All the scheme's contracts had been reviewed and its governance rules had been changed to improve its governance, including stricter control over how people were to be selected to its board of trustees, he said.
The new governance rules had drawn on "an extensive list of authorities", including the National Prosecuting Authority's definitions of what can and cannot be done by an officer, and the King 2 and King 3 reports on corporate governance, Seoloane said.
The "last hurdle" was unwinding the shareholders agreement for Pro Sano's administrator, Sigma Health Fund Managers, he said. Pro Sano holds 57 % of the shares in Sigma, in contravention of the Medical Schemes Act, which forbids schemes from owning their administrators.

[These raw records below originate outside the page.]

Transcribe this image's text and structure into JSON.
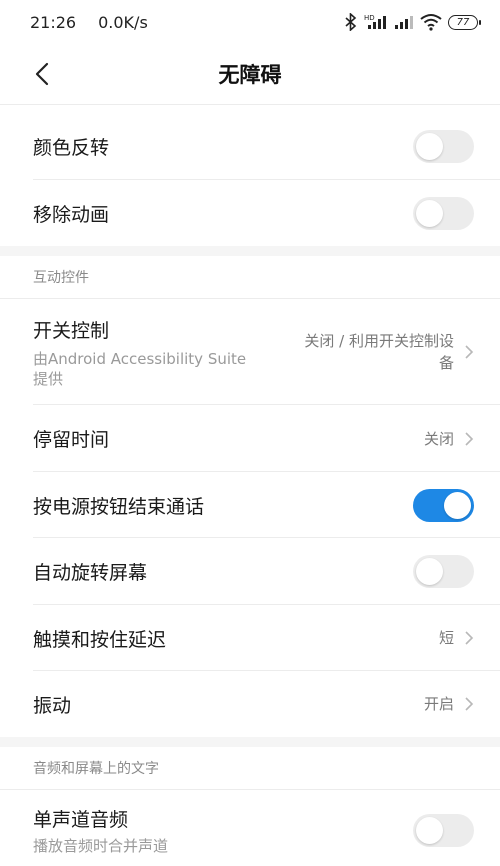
{
  "status": {
    "time": "21:26",
    "speed": "0.0K/s",
    "battery": "77"
  },
  "header": {
    "title": "无障碍"
  },
  "rows_top": [
    {
      "label": "颜色反转",
      "on": false
    },
    {
      "label": "移除动画",
      "on": false
    }
  ],
  "section_interaction": {
    "header": "互动控件",
    "switch_access": {
      "label": "开关控制",
      "sub1": "由Android Accessibility Suite",
      "sub2": "提供",
      "value1": "关闭 / 利用开关控制设",
      "value2": "备"
    },
    "dwell": {
      "label": "停留时间",
      "value": "关闭"
    },
    "power_end_call": {
      "label": "按电源按钮结束通话",
      "on": true
    },
    "auto_rotate": {
      "label": "自动旋转屏幕",
      "on": false
    },
    "touch_hold": {
      "label": "触摸和按住延迟",
      "value": "短"
    },
    "vibration": {
      "label": "振动",
      "value": "开启"
    }
  },
  "section_audio": {
    "header": "音频和屏幕上的文字",
    "mono": {
      "label": "单声道音频",
      "sub": "播放音频时合并声道",
      "on": false
    }
  },
  "colors": {
    "accent": "#1e88e5",
    "switch_off": "#ececec"
  }
}
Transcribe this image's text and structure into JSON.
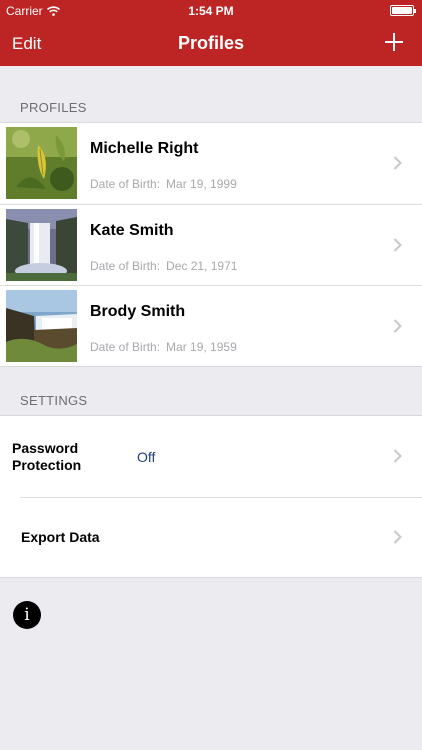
{
  "status_bar": {
    "carrier": "Carrier",
    "time": "1:54 PM"
  },
  "nav": {
    "edit_label": "Edit",
    "title": "Profiles",
    "add_icon": "plus-icon"
  },
  "profiles_section": {
    "header": "PROFILES",
    "dob_label": "Date of Birth:",
    "items": [
      {
        "name": "Michelle Right",
        "dob": "Mar 19, 1999",
        "image": "leaf-photo"
      },
      {
        "name": "Kate Smith",
        "dob": "Dec 21, 1971",
        "image": "waterfall-photo"
      },
      {
        "name": "Brody Smith",
        "dob": "Mar 19, 1959",
        "image": "waterfall-cliff-photo"
      }
    ]
  },
  "settings_section": {
    "header": "SETTINGS",
    "password_label_line1": "Password",
    "password_label_line2": "Protection",
    "password_value": "Off",
    "export_label": "Export Data"
  },
  "info_icon": "info-icon",
  "colors": {
    "nav_background": "#bd2424",
    "page_background": "#ebebf0",
    "value_text": "#1f3f7a"
  }
}
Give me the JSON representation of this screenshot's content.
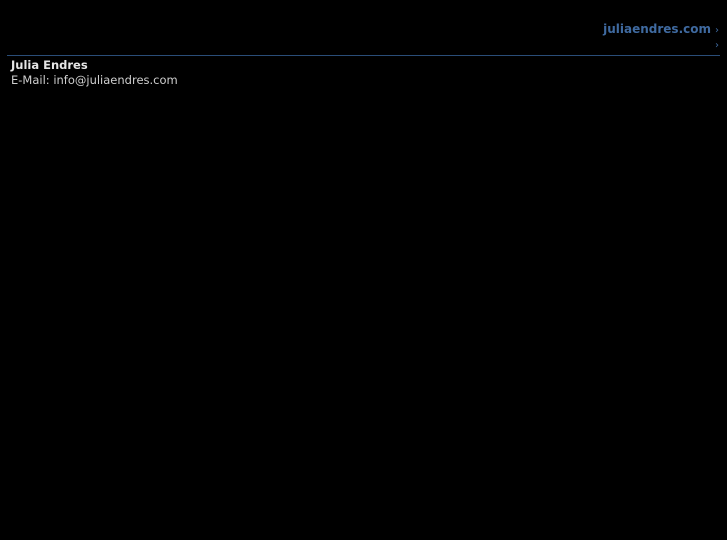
{
  "breadcrumb": {
    "items": [
      {
        "label": "juliaendres.com",
        "separator": "›"
      },
      {
        "label": "",
        "separator": "›"
      }
    ]
  },
  "contact": {
    "name": "Julia Endres",
    "email_label": "E-Mail:",
    "email": "info@juliaendres.com"
  },
  "colors": {
    "background": "#000000",
    "link": "#3f6aa0",
    "divider": "#2a4d78",
    "text": "#d7d7d7"
  }
}
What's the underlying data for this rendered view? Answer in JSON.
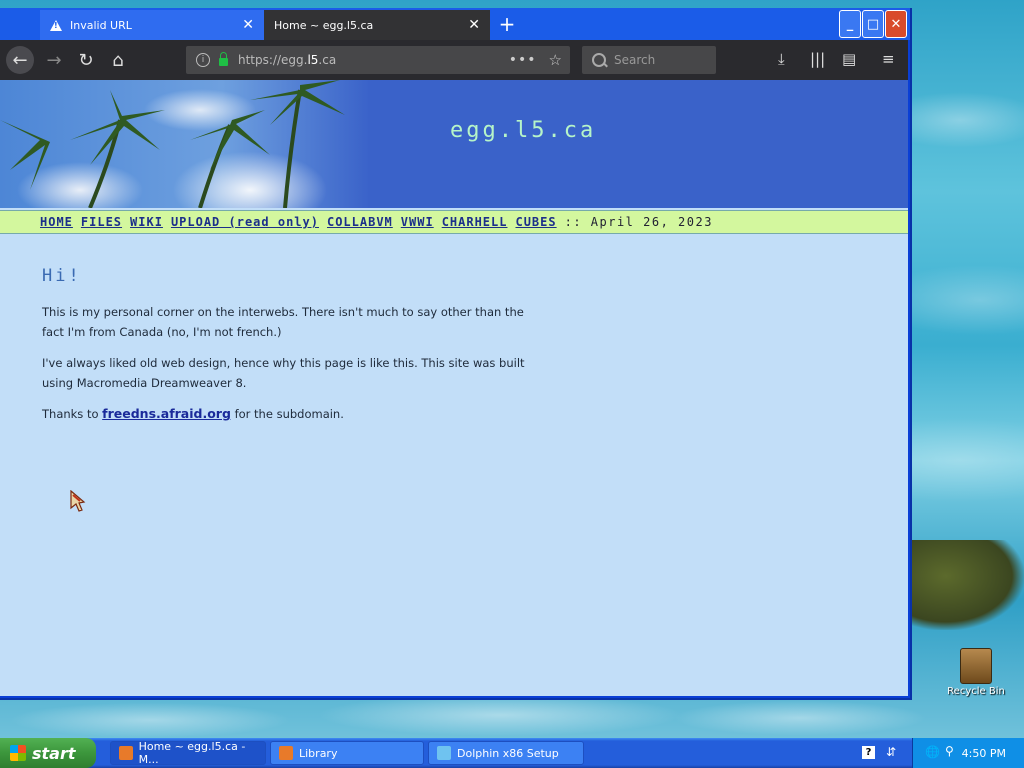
{
  "browser": {
    "tabs": [
      {
        "label": "Invalid URL",
        "active": false
      },
      {
        "label": "Home ~ egg.l5.ca",
        "active": true
      }
    ],
    "url_prefix": "https://egg.",
    "url_host": "l5",
    "url_suffix": ".ca",
    "search_placeholder": "Search"
  },
  "site": {
    "title": "egg.l5.ca",
    "nav": [
      "HOME",
      "FILES",
      "WIKI",
      "UPLOAD (read only)",
      "COLLABVM",
      "VWWI",
      "CHARHELL",
      "CUBES"
    ],
    "date": ":: April 26, 2023",
    "heading": "Hi!",
    "p1": "This is my personal corner on the interwebs. There isn't much to say other than the fact I'm from Canada (no, I'm not french.)",
    "p2": "I've always liked old web design, hence why this page is like this. This site was built using Macromedia Dreamweaver 8.",
    "p3_before": "Thanks to",
    "p3_link": "freedns.afraid.org",
    "p3_after": "for the subdomain."
  },
  "desktop": {
    "recycle_label": "Recycle Bin"
  },
  "taskbar": {
    "start": "start",
    "items": [
      "Home ~ egg.l5.ca - M...",
      "Library",
      "Dolphin x86 Setup"
    ],
    "clock": "4:50 PM"
  }
}
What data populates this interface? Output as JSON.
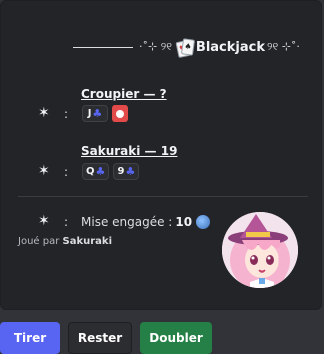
{
  "embed": {
    "title": {
      "deco_left": "·˚⊹ ୨୧",
      "text": "Blackjack",
      "deco_right": "୨୧ ⊹˚·"
    },
    "dealer": {
      "star": "✶",
      "colon": ":",
      "label": "Croupier — ?",
      "cards": [
        {
          "rank": "J",
          "suit": "♣"
        }
      ],
      "hidden_card": true
    },
    "player": {
      "star": "✶",
      "colon": ":",
      "label": "Sakuraki — 19",
      "cards": [
        {
          "rank": "Q",
          "suit": "♣"
        },
        {
          "rank": "9",
          "suit": "♣"
        }
      ]
    },
    "bet": {
      "star": "✶",
      "colon": ":",
      "label": "Mise engagée :",
      "amount": "10"
    },
    "footer": {
      "prefix": "Joué par",
      "user": "Sakuraki"
    }
  },
  "buttons": {
    "hit": "Tirer",
    "stand": "Rester",
    "double": "Doubler"
  },
  "colors": {
    "primary": "#5865f2",
    "secondary": "#2b2d31",
    "success": "#248046",
    "embed_bg": "#232428"
  }
}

The plan was to make Pro Sano self- administered, he said, and staff employed by Sigma would become Pro Sano employees.
Pro Sano has also been rebranded, and is being marketed to companies around the country.
This represents a marked shift from its traditional focus on government and parastatal employees in the Western Cape.
The scheme had recruited 10 000 new members, compensating for the attrition it experienced when it was first placed under curatorship, said Pro Sano marketing executive Michelle Camps.
"We have seen most of our growth coming from Gauteng and KwaZulu-Natal," she said.
The scheme's membership stands at about 32000 principal members, according to Seoloane. It had about 35700 principal members when he took over.
Pro Sano's solvency ratio was about 30% at the end of last year, he said.
None of the trustees accused of mismanaging Pro Sano's affairs has been sanctioned, beyond losing their positions as trustees.
Seoloane said it would cost more to institute civil or criminal proceedings against the trustees than the scheme was likely to recover from them, so he considered it not to be in Pro Sano members' best interests to try and recover funds.